Canoë Kayak : les problèmes d'affluence pour la descente de l'Ardèche
Notice
La descente de l'Ardèche devient victime de son succès. L'affluence des touristes entraîne des difficultés au niveau de la sécurité mais aussi de la propreté du lieu.
Éclairage
Une vue aérienne suit le cours de l'Ardèche au fond d'une gorge d'où s'élancent de hautes falaises couvertes de végétation : c'est ainsi que s'ouvre le reportage que France Régions 3 Lyon consacre en août 1977 aux problèmes de saturation touristique liés à la multiplication des « descentes » de la rivière pendant la période estivale. Les images s'attardent alors plus longuement sur des scènes de vacanciers pêchant, se baignant et, surtout, naviguant en canoë, en kayak, en barque ou encore dans des bateaux pneumatiques.

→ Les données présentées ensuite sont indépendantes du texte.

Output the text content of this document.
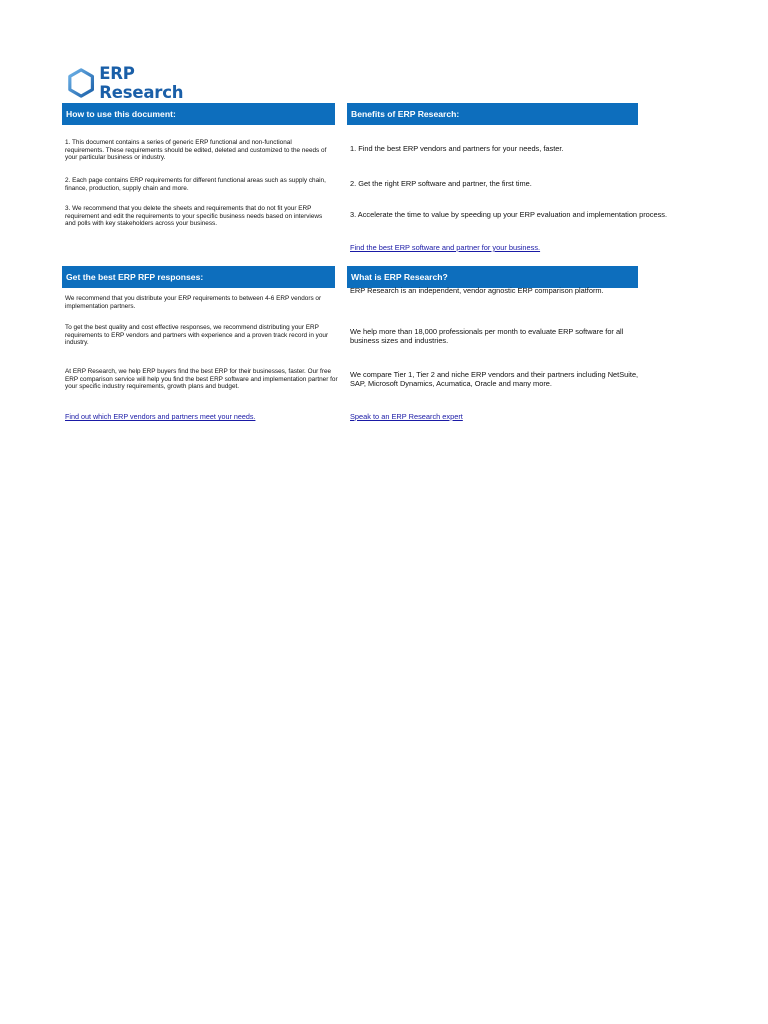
ERP Research
How to use this document:
1. This document contains a series of generic ERP functional and non-functional requirements. These requirements should be edited, deleted and customized to the needs of your particular business or industry.
2. Each page contains ERP requirements for different functional areas such as supply chain, finance, production, supply chain and more.
3. We recommend that you delete the sheets and requirements that do not fit your ERP requirement and edit the requirements to your specific business needs based on interviews and polls with key stakeholders across your business.
Benefits of ERP Research:
1. Find the best ERP vendors and partners for your needs, faster.
2. Get the right ERP software and partner, the first time.
3. Accelerate the time to value by speeding up your ERP evaluation and implementation process.
Find the best ERP software and partner for your business.
Get the best ERP RFP responses:
We recommend that you distribute your ERP requirements to between 4-6 ERP vendors or implementation partners.
To get the best quality and cost effective responses, we recommend distributing your ERP requirements to ERP vendors and partners with experience and a proven track record in your industry.
At ERP Research, we help ERP buyers find the best ERP for their businesses, faster. Our free ERP comparison service will help you find the best ERP software and implementation partner for your specific industry requirements, growth plans and budget.
Find out which ERP vendors and partners meet your needs.
What is ERP Research?
ERP Research is an independent, vendor agnostic ERP comparison platform.
We help more than 18,000 professionals per month to evaluate ERP software for all business sizes and industries.
We compare Tier 1, Tier 2 and niche ERP vendors and their partners including NetSuite, SAP, Microsoft Dynamics, Acumatica, Oracle and many more.
Speak to an ERP Research expert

Le montage conjugue l'offre et la demande de façon équilibrée en alternant les séquences sur des pratiquants et divers professionnels, loueurs d'embarcations et moniteurs. Le reportage s'achève sur un zoom arrière allant de la rivière vers le haut des gorges, où les hommes, dans leur bateau, disparaissent progressivement au profit d'un paysage remarquable qui emplit bientôt tout l'écran.
Le film souhaite attirer l'attention sur l'impact de l'essor de la randonnée nautique en Ardèche. Dans les années 1960, le nombre de descentes touristiques étaient passées de 4000 à 77 000 par an, avant de connaitre un rythme d'augmentation moins fort mais néanmoins soutenu puisque, malgré le tassement du tournant des années 1990, on compte autour de 180 000 descentes annuelles aujourd'hui. Sur fond d'extension du loisir sportif en général, la massification de la randonnée nautique dans l'Ardèche s'explique par la recherche de nouvelles territorialités pour l'aventure ou la sociabilité dans les populations urbaines issues plutôt des classes moyennes et non des classes défavorisées, comme le prétend un peu hâtivement l'un des loueurs de bateau interviewés.

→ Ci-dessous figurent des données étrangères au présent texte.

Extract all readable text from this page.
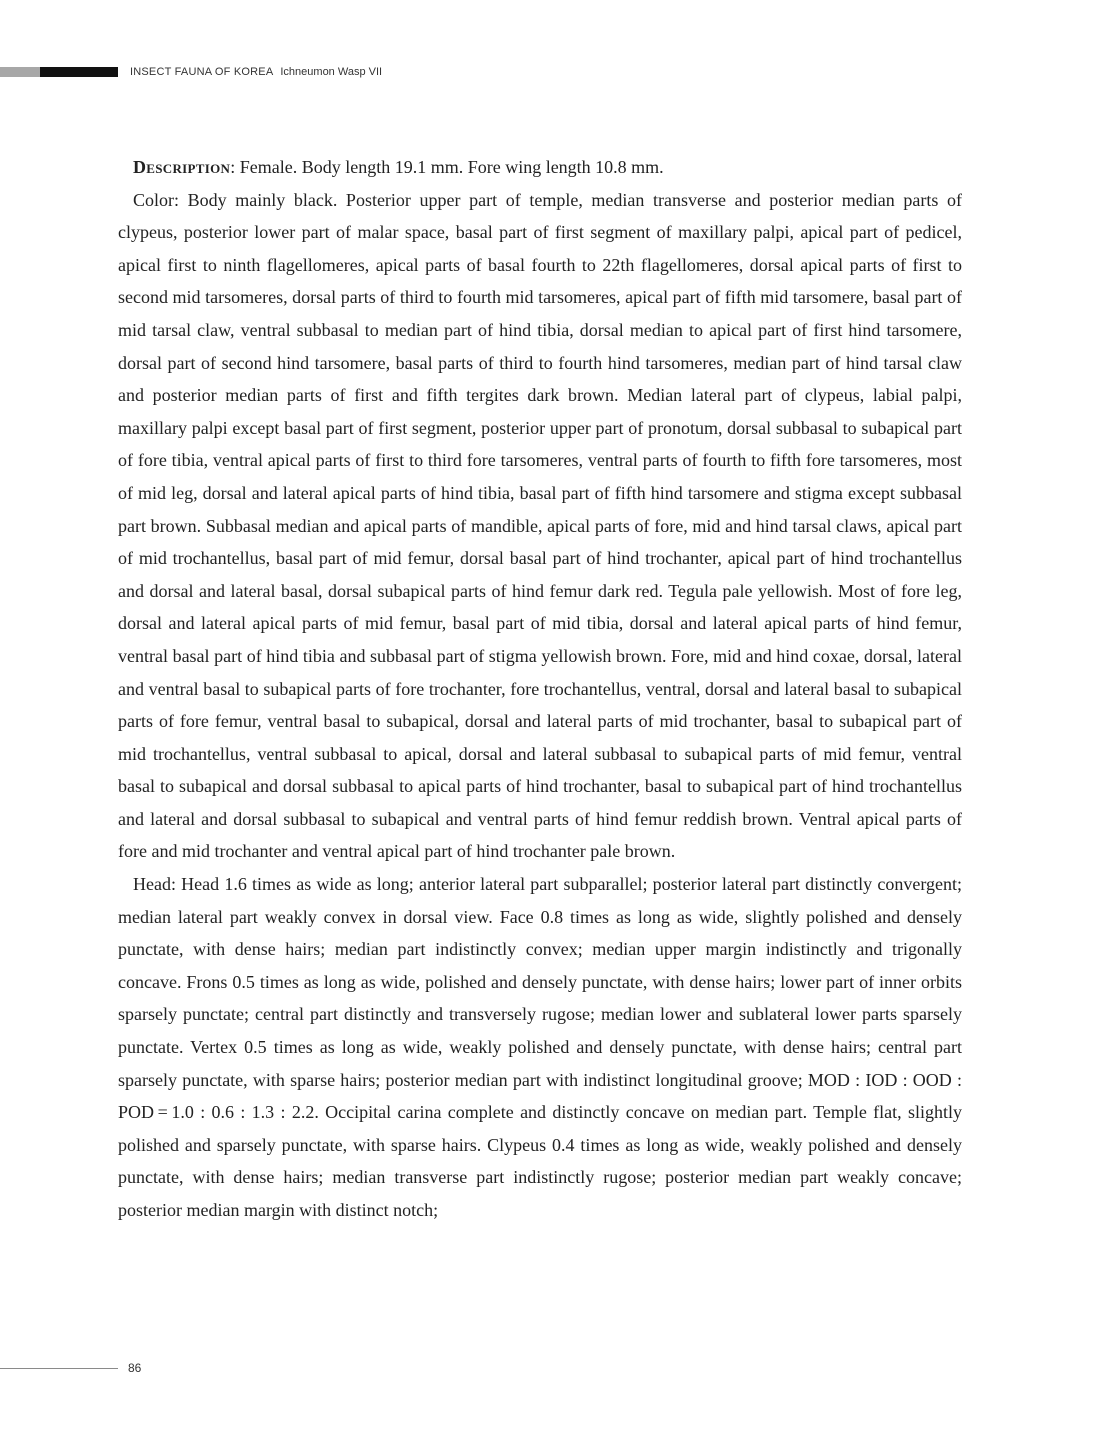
INSECT FAUNA OF KOREA Ichneumon Wasp VII

Description: Female. Body length 19.1 mm. Fore wing length 10.8 mm.

Color: Body mainly black. Posterior upper part of temple, median transverse and posterior median parts of clypeus, posterior lower part of malar space, basal part of first segment of maxillary palpi, apical part of pedicel, apical first to ninth flagellomeres, apical parts of basal fourth to 22th flagellomeres, dorsal apical parts of first to second mid tarsomeres, dorsal parts of third to fourth mid tarsomeres, apical part of fifth mid tarsomere, basal part of mid tarsal claw, ventral subbasal to median part of hind tibia, dorsal median to apical part of first hind tarsomere, dorsal part of second hind tarsomere, basal parts of third to fourth hind tarsomeres, median part of hind tarsal claw and posterior median parts of first and fifth tergites dark brown. Median lateral part of clypeus, labial palpi, maxillary palpi except basal part of first segment, posterior upper part of pronotum, dorsal subbasal to subapical part of fore tibia, ventral apical parts of first to third fore tarsomeres, ventral parts of fourth to fifth fore tarsomeres, most of mid leg, dorsal and lateral apical parts of hind tibia, basal part of fifth hind tarsomere and stigma except subbasal part brown. Subbasal median and apical parts of mandible, apical parts of fore, mid and hind tarsal claws, apical part of mid trochantellus, basal part of mid femur, dorsal basal part of hind trochanter, apical part of hind trochantellus and dorsal and lateral basal, dorsal subapical parts of hind femur dark red. Tegula pale yellowish. Most of fore leg, dorsal and lateral apical parts of mid femur, basal part of mid tibia, dorsal and lateral apical parts of hind femur, ventral basal part of hind tibia and subbasal part of stigma yellowish brown. Fore, mid and hind coxae, dorsal, lateral and ventral basal to subapical parts of fore trochanter, fore trochantellus, ventral, dorsal and lateral basal to subapical parts of fore femur, ventral basal to subapical, dorsal and lateral parts of mid trochanter, basal to subapical part of mid trochantellus, ventral subbasal to apical, dorsal and lateral subbasal to subapical parts of mid femur, ventral basal to subapical and dorsal subbasal to apical parts of hind trochanter, basal to subapical part of hind trochantellus and lateral and dorsal subbasal to subapical and ventral parts of hind femur reddish brown. Ventral apical parts of fore and mid trochanter and ventral apical part of hind trochanter pale brown.

Head: Head 1.6 times as wide as long; anterior lateral part subparallel; posterior lateral part distinctly convergent; median lateral part weakly convex in dorsal view. Face 0.8 times as long as wide, slightly polished and densely punctate, with dense hairs; median part indistinctly convex; median upper margin indistinctly and trigonally concave. Frons 0.5 times as long as wide, polished and densely punctate, with dense hairs; lower part of inner orbits sparsely punctate; central part distinctly and transversely rugose; median lower and sublateral lower parts sparsely punctate. Vertex 0.5 times as long as wide, weakly polished and densely punctate, with dense hairs; central part sparsely punctate, with sparse hairs; posterior median part with indistinct longitudinal groove; MOD : IOD : OOD : POD = 1.0 : 0.6 : 1.3 : 2.2. Occipital carina complete and distinctly concave on median part. Temple flat, slightly polished and sparsely punctate, with sparse hairs. Clypeus 0.4 times as long as wide, weakly polished and densely punctate, with dense hairs; median transverse part indistinctly rugose; posterior median part weakly concave; posterior median margin with distinct notch;

86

Au moment du reportage, la situation est en passe de devenir problématique à plusieurs niveaux. Le premier concerne l'apparition de temps d'attente, voire de véritables embouteillages avant les passages les plus difficiles des 33 kilomètres de la descente, qui s'opposent à la plénitude du cadre. Le second niveau concerne la multiplication des dangers liés à l'augmentation du trafic nautique et à la prise de risques de touristes peu avertis en matière de conduite d'embarcation. Une brève séquence d'un cours donné par un instructeur de canoë-kayak vient ici opportunément rappeler qu'un encadrement professionnel existe depuis peu. En 1974, le Brevet d'Etat d'Educateur Sportif de Canoë-kayak, option « tourisme sportif » était créé et une option Canoë-kayak avait été ouverte au Certificat d'Aptitude au Professorat d'Education Physique et Sportive (CAPEPS) dès 1970. Enfin, un troisième niveau existe à travers la question environnementale et les risques de pollution consécutifs à l'afflux de touristes. L'un des professionnels locaux interviewés évoque à ce propos un projet de réserve naturelle qui permettrait d'organiser plus rationnellement la gestion du tourisme. Un tel projet voit effectivement le jour moins de trois ans après le reportage, en janvier 1980. La « Réserve naturelle nationale des Gorges de l'Ardèche », riche de 1575 hectares, a pour mission la préservation du site ; elle interdit notamment le camping sauvage, toute nouvelle construction et toute activité commerciale ou industrielle en dehors de quelques exceptions au nombre desquelles on compte notamment la visite des gorges. Néanmoins, le label a, à son tour, créé un effet d'attraction, qui n'a fait qu'amplifier la tendance à la saturation. Désormais, cette régulation est assurée par le Syndicat Mixte de Gestion des Gorges de l'Ardèche. Quant aux effets espérés de la randonnée nautique sur le canoë kayak sportif, tel que l'une des personnes interviewées les mentionne, ils sont à peu près nuls. La fédération n'a toujours que 12 500 licenciés à cette époque et son essor ultérieur (35 000 licences en 2009) est davantage la conséquence des bons résultats de son élite que celle de la massification du loisir nautique.